De acuerdo con el fiscal Ebrahim Taheri, el proyectil dejó al menos 165 muertos y 96 heridos. La mayoría de las víctimas eran estudiantes de ese establecimiento educativo, lo que generó una profunda conmoción social.
Durante las ceremonias fúnebres, familiares y vecinos acompañaron los féretros en medio de escenas de dolor y reclamos de justicia. Las autoridades locales decretaron jornadas de duelo mientras continúan las tareas de asistencia a los heridos y de investigación sobre lo ocurrido.
El gobierno iraní atribuyó la responsabilidad del ataque a Estados Unidos y a Israel. El presidente del régimen, Masoud Pezeshkian, calificó el hecho como “un acto barbárico” y prometió que el país responderá por la vía diplomática y en los foros internacionales.
Desde Washington, el Comando Central de Estados Unidos (Centcom) informó que está investigando los reportes del incidente.
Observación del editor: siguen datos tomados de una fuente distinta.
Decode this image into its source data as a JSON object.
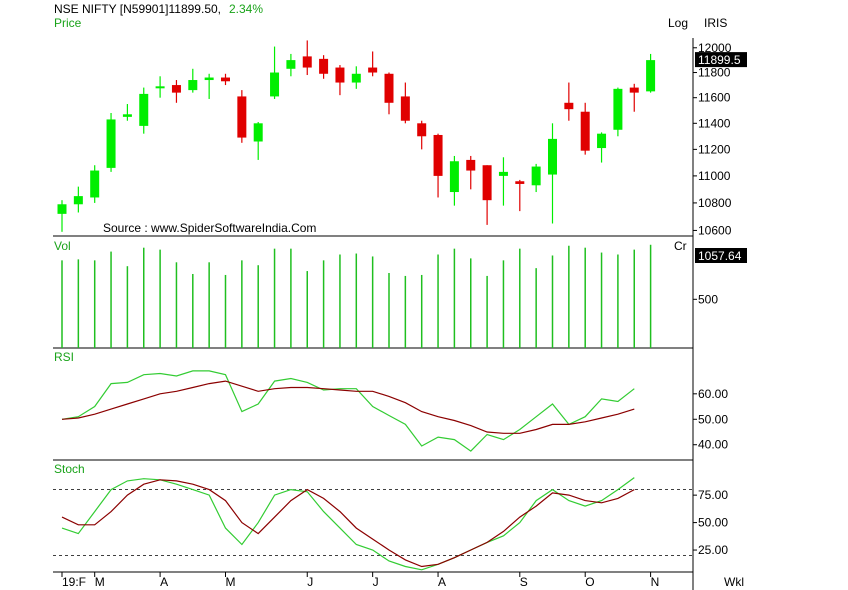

En la misma línea, el secretario de Estado, Marco Rubio, aseguró que su país “no atacaría deliberadamente una escuela”.
Por su parte, el ejército israelí afirmó no tener conocimiento de ninguna operación en la zona en el momento del ataque.
Mientras se multiplican las versiones y las acusaciones cruzadas, la comunidad internacional sigue de cerca el desarrollo de los acontecimientos, en un contexto de creciente tensión en Medio Oriente.